Diyarbakır İnfaz Hakimliği’nin kararı üzerine Adli Sicil Kanunu’nun 13. Maddesi’nde tanımlanan cezanın ‘infaz tarihinden’ itibaren 3 yıl geçtiği için Diyarbakır 5. Ağır Ceza Mahkemesi’ne yasaklanan haklarının iadesi için başvuran Zeydan’a mahkemei 4 Nisan 2023 tarihi ile yasal koşulları oluşan yasaklanmış hakların iadesine karar verdi ve bu karar 25 Nisan 2023 tarihinde kesinleşti.
Devleti ve iktidarı iyi tanıyan Zeydan işi sağlama almak için ne olur ne olmaz diye Ağustos 2023 ve Eylül 2023 tarihlerinde tekrar ‘seçme-seçilme hakları dahil’ yasaklanan hakların iadesi için başvuruda bulunmuş. Mahkeme her iki durumda da 4 Nisan 2023 tarihli karara atıfta bulunarak yasaklanan bütün haklarının iadesine karar verildiği için yeni karar verilmesine yer olmadığı kararını verdi. Yani Adalet Bakanlığı ve Diyarbakır Cumhuriyet Başsavcılığı’nın “karardan haberimiz yoktu, o nedenle temyiz edemedik” gerekçesi koca bir yalandan öte değildir. Çünkü Zeydan defalarca mahkemeye başvuruda bulunmuş, her başvuru için de savcılıktan mütalaa alınmış ve kararlardan sonra da savcılığa ‘görüldü’ yapılarak bu karar bir nevi onaylanmıştır.
İşi sağlama alan Zeydan, Aralık 2023’te DEM Parti’den Van Büyükşehir Belediye Eş Başkanlığı’na aday adaylığını ilan etmiş, ön seçimler için çalışmalarını yürütmüş ve Ocak 2024 tarihinde ön seçimlerden başarı ile çıkarak DEM Parti’nin Van Büyükşehir Belediye Eş Başkan adayı olarak belirlenmiş ve adaylığı İl Seçim Kurulu’na bildirilmiştir. Seçim Kurulu’nun gerekli incelemelerinden sonra Zeydan’ın adaylığı resmi olarak kabul etmiştir. Zeydan ve partisi Şubat ve Mart ayı boyunca seçim çalışmalarını yürütmüştür.

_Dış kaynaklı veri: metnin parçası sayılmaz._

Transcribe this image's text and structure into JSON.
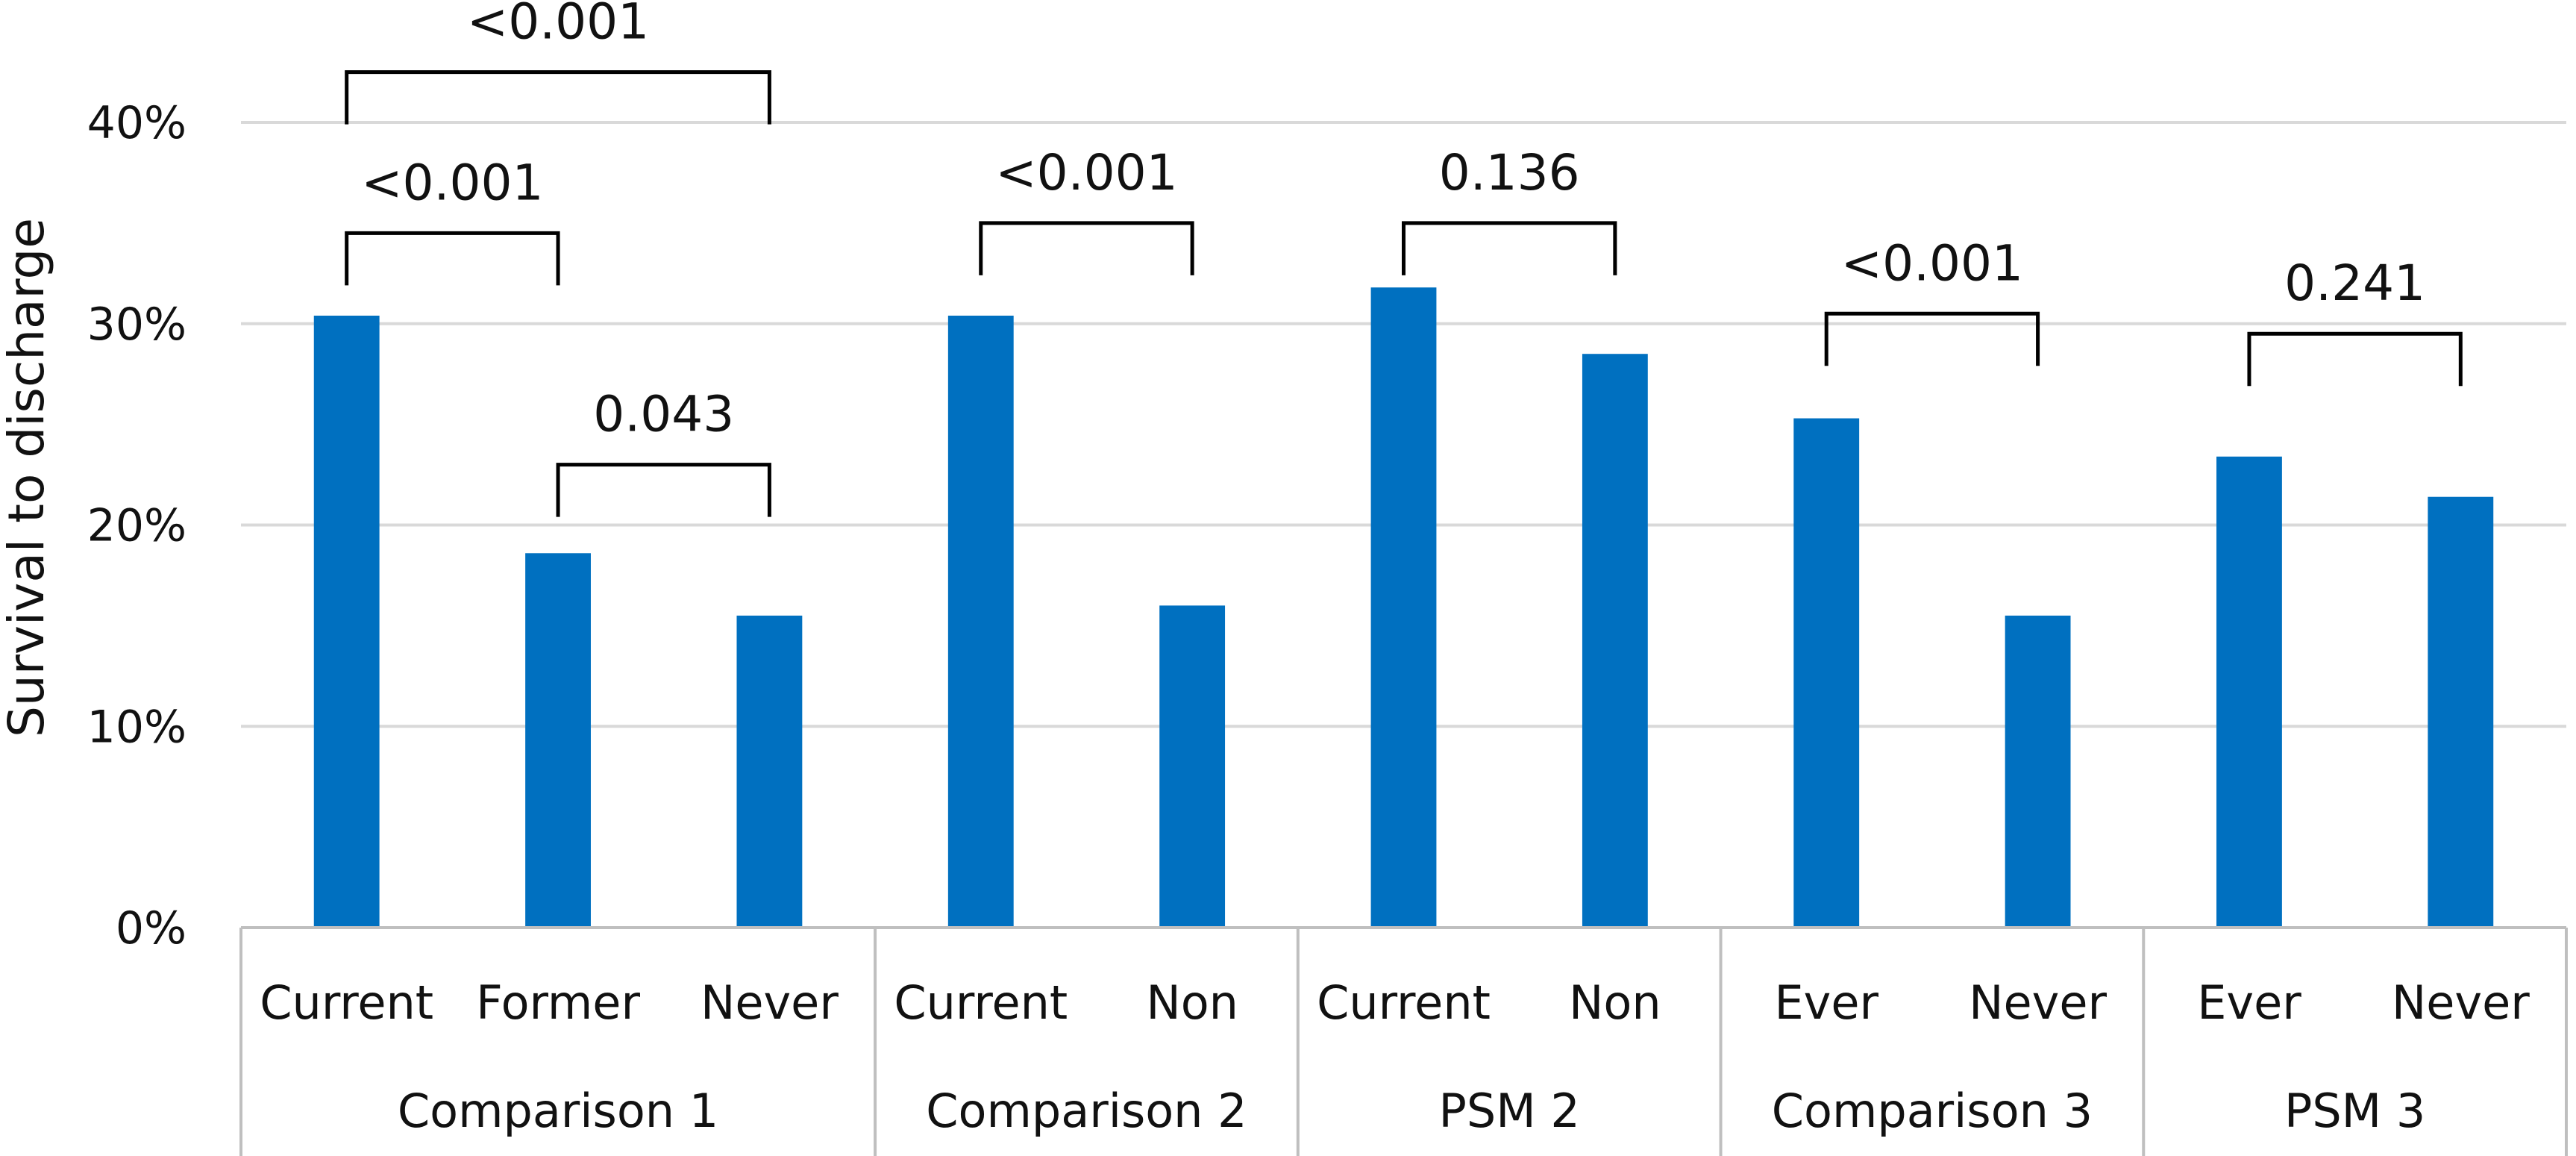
{
  "chart_data": {
    "type": "bar",
    "ylabel": "Survival to discharge",
    "ylim": [
      0,
      40
    ],
    "yticks": [
      "0%",
      "10%",
      "20%",
      "30%",
      "40%"
    ],
    "grid": true,
    "bar_color": "#0070c0",
    "groups": [
      {
        "name": "Comparison 1",
        "categories": [
          "Current",
          "Former",
          "Never"
        ],
        "values": [
          30.4,
          18.6,
          15.5
        ]
      },
      {
        "name": "Comparison 2",
        "categories": [
          "Current",
          "Non"
        ],
        "values": [
          30.4,
          16.0
        ]
      },
      {
        "name": "PSM 2",
        "categories": [
          "Current",
          "Non"
        ],
        "values": [
          31.8,
          28.5
        ]
      },
      {
        "name": "Comparison 3",
        "categories": [
          "Ever",
          "Never"
        ],
        "values": [
          25.3,
          15.5
        ]
      },
      {
        "name": "PSM 3",
        "categories": [
          "Ever",
          "Never"
        ],
        "values": [
          23.4,
          21.4
        ]
      }
    ],
    "annotations": [
      {
        "text": "<0.001",
        "group": 0,
        "from": 0,
        "to": 2,
        "level": 42.5
      },
      {
        "text": "<0.001",
        "group": 0,
        "from": 0,
        "to": 1,
        "level": 34.5
      },
      {
        "text": "0.043",
        "group": 0,
        "from": 1,
        "to": 2,
        "level": 23.0
      },
      {
        "text": "<0.001",
        "group": 1,
        "from": 0,
        "to": 1,
        "level": 35.0
      },
      {
        "text": "0.136",
        "group": 2,
        "from": 0,
        "to": 1,
        "level": 35.0
      },
      {
        "text": "<0.001",
        "group": 3,
        "from": 0,
        "to": 1,
        "level": 30.5
      },
      {
        "text": "0.241",
        "group": 4,
        "from": 0,
        "to": 1,
        "level": 29.5
      }
    ]
  }
}
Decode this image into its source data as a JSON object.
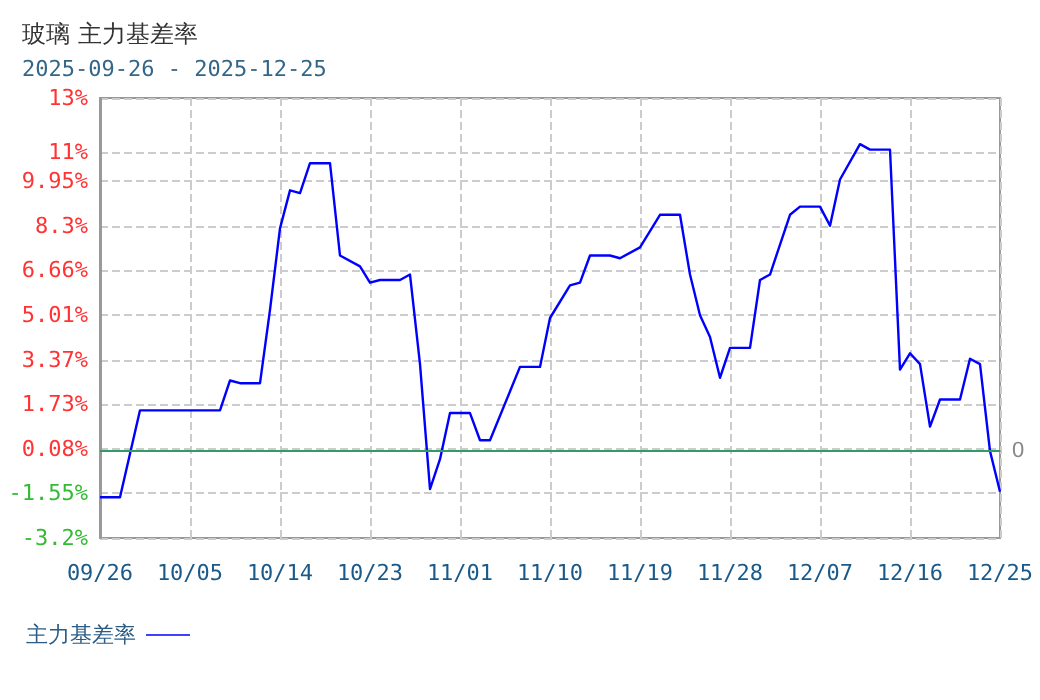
{
  "chart_data": {
    "type": "line",
    "title": "玻璃 主力基差率",
    "subtitle": "2025-09-26 - 2025-12-25",
    "x": [
      "--09-26",
      "--09-28",
      "--09-29",
      "--09-30",
      "--10-08",
      "--10-09",
      "--10-10",
      "--10-12",
      "--10-13",
      "--10-14",
      "--10-15",
      "--10-16",
      "--10-17",
      "--10-19",
      "--10-20",
      "--10-22",
      "--10-23",
      "--10-24",
      "--10-26",
      "--10-27",
      "--10-28",
      "--10-29",
      "--10-30",
      "--10-31",
      "--11-02",
      "--11-03",
      "--11-04",
      "--11-07",
      "--11-09",
      "--11-10",
      "--11-12",
      "--11-13",
      "--11-14",
      "--11-16",
      "--11-17",
      "--11-19",
      "--11-21",
      "--11-23",
      "--11-24",
      "--11-25",
      "--11-26",
      "--11-27",
      "--11-28",
      "--11-30",
      "--12-01",
      "--12-02",
      "--12-04",
      "--12-05",
      "--12-07",
      "--12-08",
      "--12-09",
      "--12-11",
      "--12-12",
      "--12-14",
      "--12-15",
      "--12-16",
      "--12-17",
      "--12-18",
      "--12-19",
      "--12-21",
      "--12-22",
      "--12-23",
      "--12-24",
      "--12-25"
    ],
    "series": [
      {
        "name": "主力基差率",
        "color": "#0000ff",
        "values": [
          -1.7,
          -1.7,
          -0.1,
          1.5,
          1.5,
          2.6,
          2.5,
          2.5,
          5.2,
          8.2,
          9.6,
          9.5,
          10.6,
          10.6,
          7.2,
          6.8,
          6.2,
          6.3,
          6.3,
          6.5,
          3.2,
          -1.4,
          -0.3,
          1.4,
          1.4,
          0.4,
          0.4,
          3.1,
          3.1,
          4.9,
          6.1,
          6.2,
          7.2,
          7.2,
          7.1,
          7.5,
          8.7,
          8.7,
          6.5,
          5.0,
          4.2,
          2.7,
          3.8,
          3.8,
          6.3,
          6.5,
          8.7,
          9.0,
          9.0,
          8.3,
          10.0,
          11.3,
          11.1,
          11.1,
          3.0,
          3.6,
          3.2,
          0.9,
          1.9,
          1.9,
          3.4,
          3.2,
          0.0,
          -1.5
        ]
      }
    ],
    "xlim": [
      "--09-26",
      "--12-25"
    ],
    "xticks": [
      {
        "value": "--09-26",
        "label": "09/26"
      },
      {
        "value": "--10-05",
        "label": "10/05"
      },
      {
        "value": "--10-14",
        "label": "10/14"
      },
      {
        "value": "--10-23",
        "label": "10/23"
      },
      {
        "value": "--11-01",
        "label": "11/01"
      },
      {
        "value": "--11-10",
        "label": "11/10"
      },
      {
        "value": "--11-19",
        "label": "11/19"
      },
      {
        "value": "--11-28",
        "label": "11/28"
      },
      {
        "value": "--12-07",
        "label": "12/07"
      },
      {
        "value": "--12-16",
        "label": "12/16"
      },
      {
        "value": "--12-25",
        "label": "12/25"
      }
    ],
    "ylim": [
      -3.2,
      13
    ],
    "yticks": [
      {
        "value": -3.2,
        "label": "-3.2%"
      },
      {
        "value": -1.55,
        "label": "-1.55%"
      },
      {
        "value": 0.08,
        "label": "0.08%"
      },
      {
        "value": 1.73,
        "label": "1.73%"
      },
      {
        "value": 3.37,
        "label": "3.37%"
      },
      {
        "value": 5.01,
        "label": "5.01%"
      },
      {
        "value": 6.66,
        "label": "6.66%"
      },
      {
        "value": 8.3,
        "label": "8.3%"
      },
      {
        "value": 9.95,
        "label": "9.95%"
      },
      {
        "value": 11,
        "label": "11%"
      },
      {
        "value": 13,
        "label": "13%"
      }
    ],
    "ref_lines": [
      {
        "axis": "y",
        "value": 0,
        "label": "0",
        "color": "#339966"
      }
    ],
    "grid": true,
    "legend": "bottom left",
    "marker": "none",
    "line_style": "solid"
  }
}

Ne olduysa -ki bizce ne olduğu açık- Adalet Bakanlığı 29 Mart 2023’te öğleden sonra Diyarbakır Cumhuriyet Başsavcılığı aracılığıyla Zeydan’ın yasaklanmış haklarının iadesi kararına ‘kesinleşme tarihi’ üzerinden 3 yıl geçmediği için ‘yasaklanmış hakların iadesi’ koşulları oluşmadığı iddiasıyla yasal usulleri alt üst edecek şekilde itiraz edilmesini istedi. Diyarbakır Cumhuriyet Başsavcılığı da Adalet Bakanlığı’ndan gelen talimatı (aslında Uçum’un açıklamalarına bakıldığında talimatın adresine ilişkin bize ipuçlarını da veriyor) söz konusu karardan haberlerinin olmadığı!!! Bu nedenle itiraz edemedikleri kararı şimdi öğrendikleri gerekçesiyle Diyarbakır 5. Ağır Ceza Mahkemesi’ne başvuruda bulunuldu. Diyarbakır 5. Ağır Ceza Mahkemesi de gelen talimata uygun şekilde ve hukuk yargılamalarının kara lekesi kendileri için de utanç vesikası olan kararı verdi.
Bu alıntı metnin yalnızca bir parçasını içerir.